BY Robert BellPublished Jul 24, 2008

  Staying true to her singular feminist roots and psychosexual explorations of the inherent imbalances between men and women, but stepping away from prosthetic penises, fun with menstrual blood and brutal parallels of symbolic emotional rape, Catherine Breillat has assembled her most accessible art house film to date.

  It’s a slightly perverse, subtext-laden and stuffy Masterpiece Theatre-style entry with softcore porn lighting and surprisingly glib insights on female sexuality in relation to religious constructs of male supremacy.
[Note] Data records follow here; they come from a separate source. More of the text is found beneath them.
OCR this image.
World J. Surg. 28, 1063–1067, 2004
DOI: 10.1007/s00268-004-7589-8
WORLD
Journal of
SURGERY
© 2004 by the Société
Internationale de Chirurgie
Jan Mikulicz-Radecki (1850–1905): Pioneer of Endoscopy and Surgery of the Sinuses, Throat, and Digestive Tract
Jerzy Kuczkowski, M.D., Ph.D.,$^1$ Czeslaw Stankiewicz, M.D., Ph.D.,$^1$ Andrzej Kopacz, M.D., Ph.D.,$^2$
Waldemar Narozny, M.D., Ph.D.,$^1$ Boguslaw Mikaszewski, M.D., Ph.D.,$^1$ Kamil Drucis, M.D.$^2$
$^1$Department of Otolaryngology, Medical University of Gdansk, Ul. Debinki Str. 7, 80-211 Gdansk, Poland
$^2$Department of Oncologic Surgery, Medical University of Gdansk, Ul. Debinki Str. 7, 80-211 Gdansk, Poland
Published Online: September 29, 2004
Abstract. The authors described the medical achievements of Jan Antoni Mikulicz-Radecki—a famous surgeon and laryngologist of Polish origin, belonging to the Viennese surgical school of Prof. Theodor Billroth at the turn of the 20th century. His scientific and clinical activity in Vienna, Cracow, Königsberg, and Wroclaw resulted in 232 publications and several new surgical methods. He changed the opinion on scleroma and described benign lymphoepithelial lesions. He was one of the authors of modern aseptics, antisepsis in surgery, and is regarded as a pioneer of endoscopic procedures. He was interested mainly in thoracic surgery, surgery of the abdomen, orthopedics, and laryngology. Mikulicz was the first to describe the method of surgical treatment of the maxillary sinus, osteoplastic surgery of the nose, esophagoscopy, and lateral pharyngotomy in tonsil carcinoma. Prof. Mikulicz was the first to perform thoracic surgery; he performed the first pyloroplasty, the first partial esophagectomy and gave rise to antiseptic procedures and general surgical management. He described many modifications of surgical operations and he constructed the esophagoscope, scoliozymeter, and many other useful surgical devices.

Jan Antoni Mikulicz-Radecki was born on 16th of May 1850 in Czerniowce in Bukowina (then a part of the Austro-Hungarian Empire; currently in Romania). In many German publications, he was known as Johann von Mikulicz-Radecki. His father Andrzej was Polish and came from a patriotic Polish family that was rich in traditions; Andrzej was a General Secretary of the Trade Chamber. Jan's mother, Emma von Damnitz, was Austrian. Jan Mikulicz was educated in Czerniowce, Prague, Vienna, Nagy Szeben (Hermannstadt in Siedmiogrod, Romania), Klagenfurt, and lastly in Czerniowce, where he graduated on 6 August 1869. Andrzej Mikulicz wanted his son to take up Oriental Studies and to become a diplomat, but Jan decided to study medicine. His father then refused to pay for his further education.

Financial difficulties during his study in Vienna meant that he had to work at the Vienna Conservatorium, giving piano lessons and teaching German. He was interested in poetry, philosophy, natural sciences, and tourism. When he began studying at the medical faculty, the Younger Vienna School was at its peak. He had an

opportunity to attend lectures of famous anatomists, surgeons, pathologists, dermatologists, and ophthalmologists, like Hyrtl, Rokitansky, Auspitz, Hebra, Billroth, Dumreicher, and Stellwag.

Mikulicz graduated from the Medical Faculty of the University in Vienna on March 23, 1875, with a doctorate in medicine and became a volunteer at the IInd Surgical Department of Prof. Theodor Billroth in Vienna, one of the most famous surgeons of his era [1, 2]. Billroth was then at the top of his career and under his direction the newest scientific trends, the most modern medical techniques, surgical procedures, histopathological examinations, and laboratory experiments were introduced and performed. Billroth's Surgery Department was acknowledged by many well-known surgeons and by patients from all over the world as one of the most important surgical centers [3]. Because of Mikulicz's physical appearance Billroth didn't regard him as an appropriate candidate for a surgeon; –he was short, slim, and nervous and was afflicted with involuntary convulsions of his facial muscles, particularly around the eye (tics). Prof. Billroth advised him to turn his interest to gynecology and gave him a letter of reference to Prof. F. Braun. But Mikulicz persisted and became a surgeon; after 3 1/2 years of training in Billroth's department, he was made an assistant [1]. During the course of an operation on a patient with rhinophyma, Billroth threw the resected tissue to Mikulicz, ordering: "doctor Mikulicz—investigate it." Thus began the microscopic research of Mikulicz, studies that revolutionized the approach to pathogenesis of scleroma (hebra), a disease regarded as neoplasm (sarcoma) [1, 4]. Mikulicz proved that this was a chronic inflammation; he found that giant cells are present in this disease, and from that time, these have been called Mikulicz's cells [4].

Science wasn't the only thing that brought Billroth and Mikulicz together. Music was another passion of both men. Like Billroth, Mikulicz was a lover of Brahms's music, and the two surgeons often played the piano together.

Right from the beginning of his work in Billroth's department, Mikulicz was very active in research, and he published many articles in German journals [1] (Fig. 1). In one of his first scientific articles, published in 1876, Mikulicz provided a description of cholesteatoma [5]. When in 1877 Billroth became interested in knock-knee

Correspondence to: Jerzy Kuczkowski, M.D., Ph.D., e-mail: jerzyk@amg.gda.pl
Breillat’s feat here is mainly that of transferring Jules-Amédée Barbey d’Aurevilly’s invariably male-centric novel of the same name and spicing it up with some sly feminist critique.

  The Last Mistress tells the story of 30-year-old libertine Ryno De Marigny (Fu’ad Ait Aattou) in 1830s France, where he’s set to marry a bleached-blonde and pubis-shaven, chaste aristocrat named Hermangarde (Breillat regular Roxane Mesquida). Being known for his ten-year affair with an Andalusian courtesan called Vellini (Asia Argento), Ryno is eyed warily by those surrounding Hermangarde, which leads him to profess his story to her grandmother, la Marquise de Flers (Claude Sarraute).
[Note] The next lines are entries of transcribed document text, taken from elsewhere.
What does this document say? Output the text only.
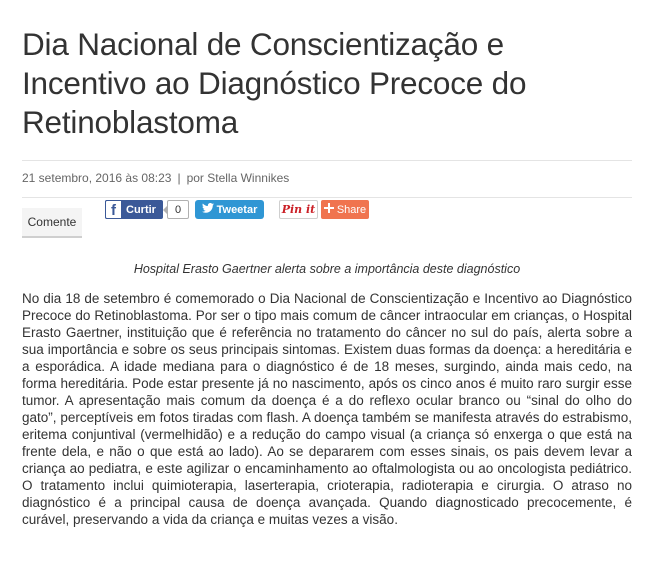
Dia Nacional de Conscientização e Incentivo ao Diagnóstico Precoce do Retinoblastoma
21 setembro, 2016 às 08:23 | por Stella Winnikes
Comente
f Curtir	0	Tweetar Pin it Share
Hospital Erasto Gaertner alerta sobre a importância deste diagnóstico

No dia 18 de setembro é comemorado o Dia Nacional de Conscientização e Incentivo ao Diagnóstico Precoce do Retinoblastoma. Por ser o tipo mais comum de câncer intraocular em crianças, o Hospital Erasto Gaertner, instituição que é referência no tratamento do câncer no sul do país, alerta sobre a sua importância e sobre os seus principais sintomas. Existem duas formas da doença: a hereditária e a esporádica. A idade mediana para o diagnóstico é de 18 meses, surgindo, ainda mais cedo, na forma hereditária. Pode estar presente já no nascimento, após os cinco anos é muito raro surgir esse tumor. A apresentação mais comum da doença é a do reflexo ocular branco ou “sinal do olho do gato”, perceptíveis em fotos tiradas com flash. A doença também se manifesta através do estrabismo, eritema conjuntival (vermelhidão) e a redução do campo visual (a criança só enxerga o que está na frente dela, e não o que está ao lado). Ao se depararem com esses sinais, os pais devem levar a criança ao pediatra, e este agilizar o encaminhamento ao oftalmologista ou ao oncologista pediátrico. O tratamento inclui quimioterapia, laserterapia, crioterapia, radioterapia e cirurgia. O atraso no diagnóstico é a principal causa de doença avançada. Quando diagnosticado precocemente, é curável, preservando a vida da criança e muitas vezes a visão.
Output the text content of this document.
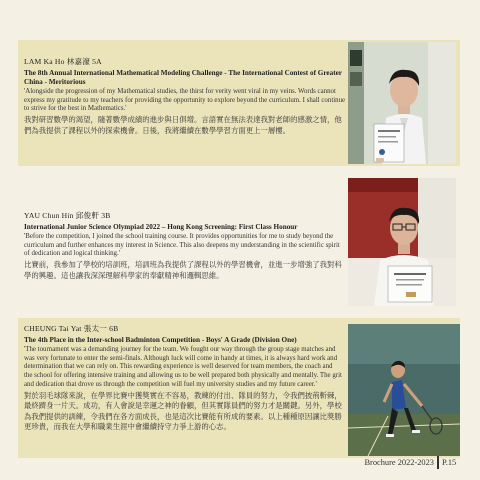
LAM Ka Ho 林嘉濠 5A

The 8th Annual International Mathematical Modeling Challenge - The International Contest of Greater China - Meritorious

'Alongside the progression of my Mathematical studies, the thirst for verity went viral in my veins. Words cannot express my gratitude to my teachers for providing the opportunity to explore beyond the curriculum. I shall continue to strive for the best in Mathematics.'

我對研習數學的渴望，隨著數學成績的進步與日俱增。言語實在無法表達我對老師的感激之情，他們為我提供了課程以外的探索機會。日後，我將繼續在數學學習方面更上一層樓。

YAU Chun Hin 邱俊軒 3B

International Junior Science Olympiad 2022 – Hong Kong Screening: First Class Honour

'Before the competition, I joined the school training course. It provides opportunities for me to study beyond the curriculum and further enhances my interest in Science. This also deepens my understanding in the scientific spirit of dedication and logical thinking.'

比賽前，我參加了學校的培訓班，培訓班為我提供了課程以外的學習機會，並進一步增強了我對科學的興趣。這也讓我深深理解科學家的奉獻精神和邏輯思維。

CHEUNG Tai Yat 張太一 6B

The 4th Place in the Inter-school Badminton Competition - Boys' A Grade (Division One)

'The tournament was a demanding journey for the team. We fought our way through the group stage matches and was very fortunate to enter the semi-finals. Although luck will come in handy at times, it is always hard work and determination that we can rely on. This rewarding experience is well deserved for team members, the coach and the school for offering intensive training and allowing us to be well prepared both physically and mentally. The grit and dedication that drove us through the competition will fuel my university studies and my future career.'

對於羽毛球隊來說，在學界比賽中獲獎實在不容易，教練的付出、隊員的努力，令我們披荊斬棘，最終躋身一片天。成功，有人會說是幸運之神的眷顧，但其實隊員們的努力才是關鍵。另外，學校為我們提供的訓練，令我們在各方面成長，也是這次比賽能有所成的要素。以上種種原因讓比獎勝更珍貴，而我在大學和職業生涯中會繼續持守力爭上游的心志。

Brochure 2022-2023 P.15
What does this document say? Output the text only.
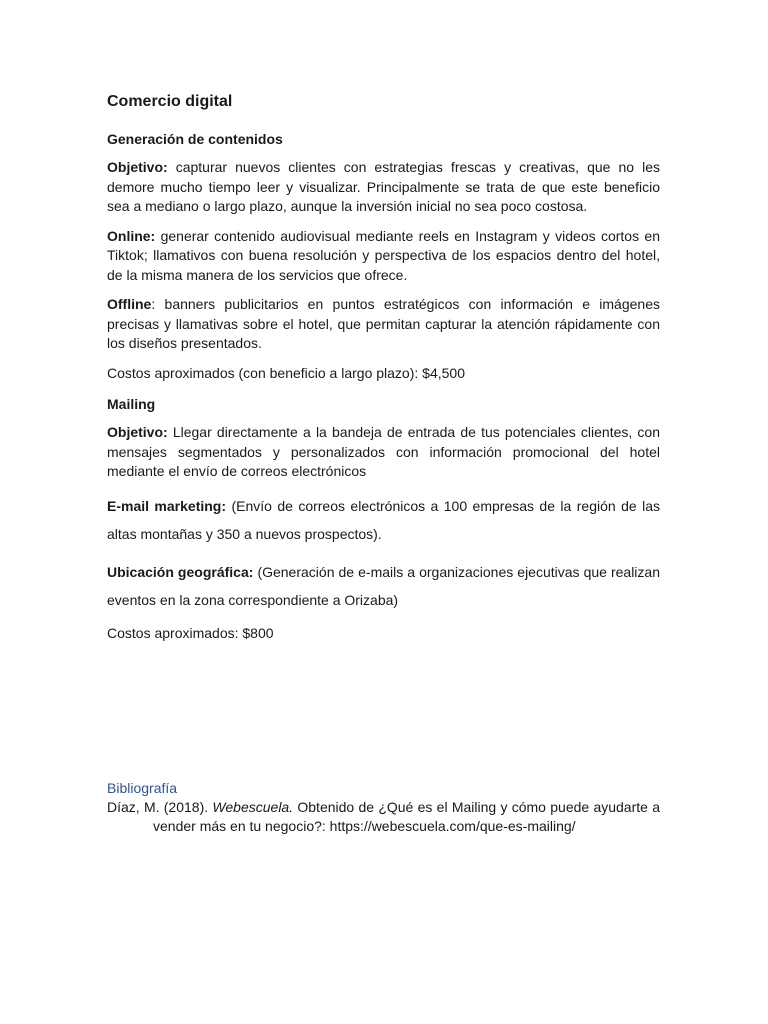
Comercio digital
Generación de contenidos

Objetivo: capturar nuevos clientes con estrategias frescas y creativas, que no les demore mucho tiempo leer y visualizar. Principalmente se trata de que este beneficio sea a mediano o largo plazo, aunque la inversión inicial no sea poco costosa.

Online: generar contenido audiovisual mediante reels en Instagram y videos cortos en Tiktok; llamativos con buena resolución y perspectiva de los espacios dentro del hotel, de la misma manera de los servicios que ofrece.

Offline: banners publicitarios en puntos estratégicos con información e imágenes precisas y llamativas sobre el hotel, que permitan capturar la atención rápidamente con los diseños presentados.

Costos aproximados (con beneficio a largo plazo): $4,500

Mailing

Objetivo: Llegar directamente a la bandeja de entrada de tus potenciales clientes, con mensajes segmentados y personalizados con información promocional del hotel mediante el envío de correos electrónicos

E-mail marketing: (Envío de correos electrónicos a 100 empresas de la región de las altas montañas y 350 a nuevos prospectos).

Ubicación geográfica: (Generación de e-mails a organizaciones ejecutivas que realizan eventos en la zona correspondiente a Orizaba)

Costos aproximados: $800

Bibliografía

Díaz, M. (2018). Webescuela. Obtenido de ¿Qué es el Mailing y cómo puede ayudarte a vender más en tu negocio?: https://webescuela.com/que-es-mailing/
  The majority of the film is told through this flashback, as Ryno’s initial dislike for the homely (according to the text) Vellini turns to arousal, pursuance and conquest.   Breillat’s preoccupation with the profane is still apparent in Mistress, with chicken slaughter, wound licking, kooky sexual positions and some erotic asphyxia next to the burning corpse of a three-year-old, but is considerably more palatable in relation to the narrative than much of her previous work. Perversion is often used to symbolise demonised female sexuality, as well as the virulent nature of cannibalistic French socialites throughout the film, and is recognisable as such.

  A great deal of the film’s strength lies in the connection and intensity of the performances from both Aattou and Argento. Their passion is convincing, leading to a greater believability in Ryno’s struggle to remain faithful to his comely bride, whom he quickly loses interest in.

  The implication that men are simplistic creatures driven by sexual impulse and entitlement, while women must use hard-earned wit and manipulation to obtain power, is nothing particularly new or insightful. It is, however, an interesting take on some familiar and somewhat bland material.